If you asked this question to a handful of people there's a good chance you will get mixed opinions.
Overall, I'd say the general answer would be yes.
Why such mixed opinions?
Firewood in general is a controversial subject.
One type of wood might be cherished by one person and hated by another.
Price, availability, heating capabilities and overall ease of use play a factor when choosing the best firewood.
Overall, eucalyptus is a good choice for firewood.
The wood produces heat somewhat comparable to oak and it leaves a nice bed of hot coals.
However, most people won't forget the first time they tried to split it.
Do you want a little exercise?
Grab a maul and go split some eucalyptus by hand.
It will definitely give you a workout because the wood splits really hard.
Many species of the eucalyptus are referred to as gum trees.
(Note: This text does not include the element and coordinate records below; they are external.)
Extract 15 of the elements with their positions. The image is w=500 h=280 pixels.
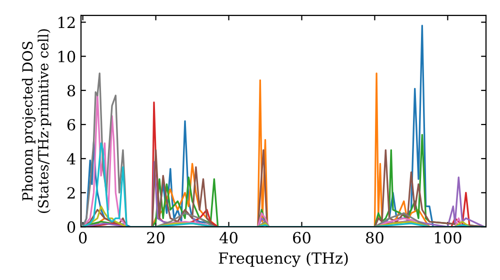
y-axis-title: Phonon projected DOS (States/THz·primitive cell) (22, 29, 52, 213)
x-axis-title: Frequency (THz) (218, 252, 348, 268)
y-tick-label: 6 (67, 118, 76, 131)
x-tick-label: 0 (78, 232, 87, 244)
y-tick-label: 2 (67, 187, 75, 199)
y-tick-label: 4 (66, 153, 76, 164)
y-tick-label: 8 (67, 84, 76, 96)
x-tick-label: 40 (220, 232, 238, 244)
x-tick-label: 60 (293, 232, 310, 244)
x-tick-label: 100 (434, 232, 462, 244)
y-tick-label: 12 (58, 16, 75, 28)
x-tick-label: 20 (147, 232, 165, 244)
y-tick-label: 0 (67, 221, 76, 233)
y-tick-label: 10 (58, 50, 76, 62)
x-tick-label: 80 (366, 232, 384, 244)
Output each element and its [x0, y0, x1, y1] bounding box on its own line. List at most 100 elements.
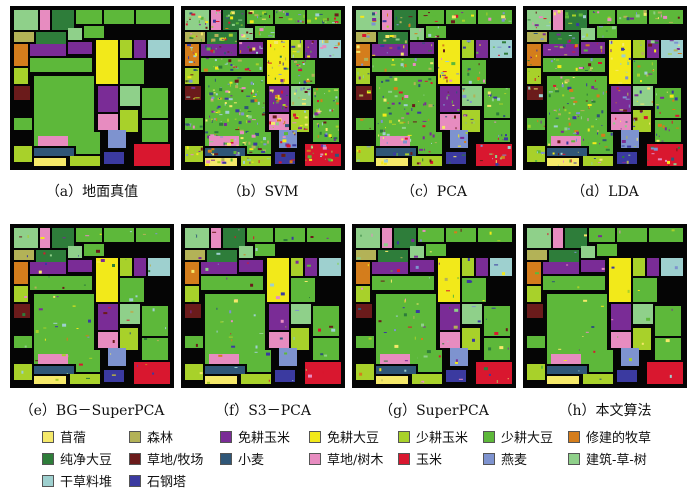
misclassified-pixel: [661, 140, 664, 142]
misclassified-pixel: [658, 135, 660, 137]
misclassified-pixel: [439, 74, 441, 78]
misclassified-pixel: [462, 46, 466, 49]
misclassified-pixel: [268, 379, 270, 382]
misclassified-pixel: [463, 88, 465, 92]
misclassified-pixel: [218, 65, 223, 69]
misclassified-pixel: [502, 41, 506, 44]
misclassified-pixel: [45, 262, 47, 265]
misclassified-pixel: [129, 231, 132, 233]
legend-label: 少耕玉米: [416, 431, 469, 446]
misclassified-pixel: [190, 33, 193, 35]
map-field: [291, 328, 309, 350]
misclassified-pixel: [639, 110, 643, 113]
misclassified-pixel: [187, 44, 191, 47]
misclassified-pixel: [528, 86, 531, 90]
misclassified-pixel: [226, 277, 228, 280]
misclassified-pixel: [230, 12, 232, 15]
misclassified-pixel: [393, 87, 398, 91]
misclassified-pixel: [562, 153, 566, 155]
misclassified-pixel: [378, 134, 380, 137]
misclassified-pixel: [211, 159, 215, 161]
misclassified-pixel: [267, 62, 272, 64]
misclassified-pixel: [396, 153, 398, 156]
misclassified-pixel: [225, 17, 229, 19]
map-field: [247, 228, 273, 242]
map-field: [104, 152, 124, 164]
misclassified-pixel: [404, 64, 407, 68]
misclassified-pixel: [237, 59, 242, 62]
misclassified-pixel: [499, 103, 503, 105]
misclassified-pixel: [637, 290, 640, 291]
map-field: [120, 86, 140, 106]
misclassified-pixel: [441, 74, 446, 76]
misclassified-pixel: [331, 109, 333, 112]
misclassified-pixel: [272, 115, 277, 119]
map-field: [394, 10, 416, 30]
misclassified-pixel: [235, 129, 240, 131]
misclassified-pixel: [629, 358, 632, 362]
misclassified-pixel: [193, 98, 195, 100]
misclassified-pixel: [598, 235, 602, 238]
map-field: [239, 42, 263, 54]
misclassified-pixel: [601, 49, 603, 53]
misclassified-pixel: [268, 42, 273, 45]
misclassified-pixel: [230, 11, 235, 15]
map-field: [476, 258, 488, 276]
misclassified-pixel: [227, 118, 229, 122]
misclassified-pixel: [440, 72, 444, 74]
misclassified-pixel: [204, 59, 207, 63]
misclassified-pixel: [22, 313, 26, 317]
misclassified-pixel: [495, 162, 499, 166]
misclassified-pixel: [78, 255, 79, 257]
misclassified-pixel: [295, 260, 299, 264]
map-field: [462, 110, 480, 132]
misclassified-pixel: [399, 121, 404, 124]
misclassified-pixel: [507, 378, 509, 380]
misclassified-pixel: [257, 148, 262, 151]
misclassified-pixel: [567, 127, 570, 130]
misclassified-pixel: [259, 28, 264, 32]
misclassified-pixel: [607, 22, 611, 24]
misclassified-pixel: [259, 33, 261, 36]
misclassified-pixel: [677, 53, 682, 54]
misclassified-pixel: [677, 16, 680, 19]
misclassified-pixel: [322, 371, 324, 374]
misclassified-pixel: [477, 320, 481, 323]
misclassified-pixel: [572, 77, 575, 78]
misclassified-pixel: [274, 77, 276, 80]
map-field: [120, 304, 140, 324]
misclassified-pixel: [165, 327, 167, 330]
misclassified-pixel: [668, 129, 670, 132]
misclassified-pixel: [451, 15, 456, 19]
misclassified-pixel: [217, 105, 221, 108]
map-field: [70, 156, 100, 166]
misclassified-pixel: [274, 95, 278, 99]
misclassified-pixel: [641, 52, 645, 55]
misclassified-pixel: [234, 79, 239, 83]
misclassified-pixel: [460, 228, 462, 232]
map-field: [376, 148, 416, 156]
misclassified-pixel: [211, 110, 215, 113]
misclassified-pixel: [283, 10, 285, 13]
misclassified-pixel: [212, 231, 217, 233]
map-panel-h: [523, 224, 687, 388]
misclassified-pixel: [283, 78, 285, 82]
misclassified-pixel: [529, 40, 534, 42]
misclassified-pixel: [541, 365, 543, 369]
misclassified-pixel: [457, 277, 460, 280]
map-field: [476, 362, 512, 384]
misclassified-pixel: [208, 85, 210, 88]
map-field: [201, 44, 237, 56]
map-field: [14, 118, 32, 130]
misclassified-pixel: [200, 38, 202, 42]
misclassified-pixel: [43, 327, 47, 329]
misclassified-pixel: [188, 124, 190, 128]
misclassified-pixel: [317, 135, 319, 138]
misclassified-pixel: [640, 80, 642, 83]
map-field: [438, 258, 460, 302]
misclassified-pixel: [489, 153, 493, 155]
misclassified-pixel: [476, 51, 479, 54]
misclassified-pixel: [401, 126, 406, 129]
misclassified-pixel: [546, 25, 551, 27]
misclassified-pixel: [388, 90, 393, 93]
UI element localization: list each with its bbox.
They're known for their fast growth and oil that can be used for cleaning or as a natural insecticide.
Overall, there are around 700 different species of eucalyptus.
Most are native to Australia but a small number can be found in outlying area's like Indonesia, New Guinea and the Philippines.
In the mid 1800's the eucalyptus was introduced to California during the gold rush.
Since then, mixed opinions have been formed about the tree and its ability to compete with other native trees.
Eucalyptus firewood is known for burning very hot.
The oils in the wood along with the ability to create an intense flame has led some wood stove distributers or chimney sweeps to recommend not burning the wood.
Others who live in a region where eucalyptus is prevalent have used the firewood for years, have not had any issues and love it.
If you're concerned about the wood creating to much heat, mix the eucalyptus in with other firewood types.
Eucalyptus is hard to split.
The best way to split the wood is about 5-7 days after it has been cut.
Small cracks will appear in the wood but overall it will still be wet.
The cracks will help you "read" the wood.
When eucalyptus dries it's extremely hard to split.
The grain begins to twist and splitting a dry piece of the wood is not easy.
To have the best experience with eucalyptus, let the wood season for 2 years....preferably more if you can.
Attempting to burn the wood before it's well seasoned will have disappointing results.
Eucalyptus firewood will produce 34.5 million BTUs per cord.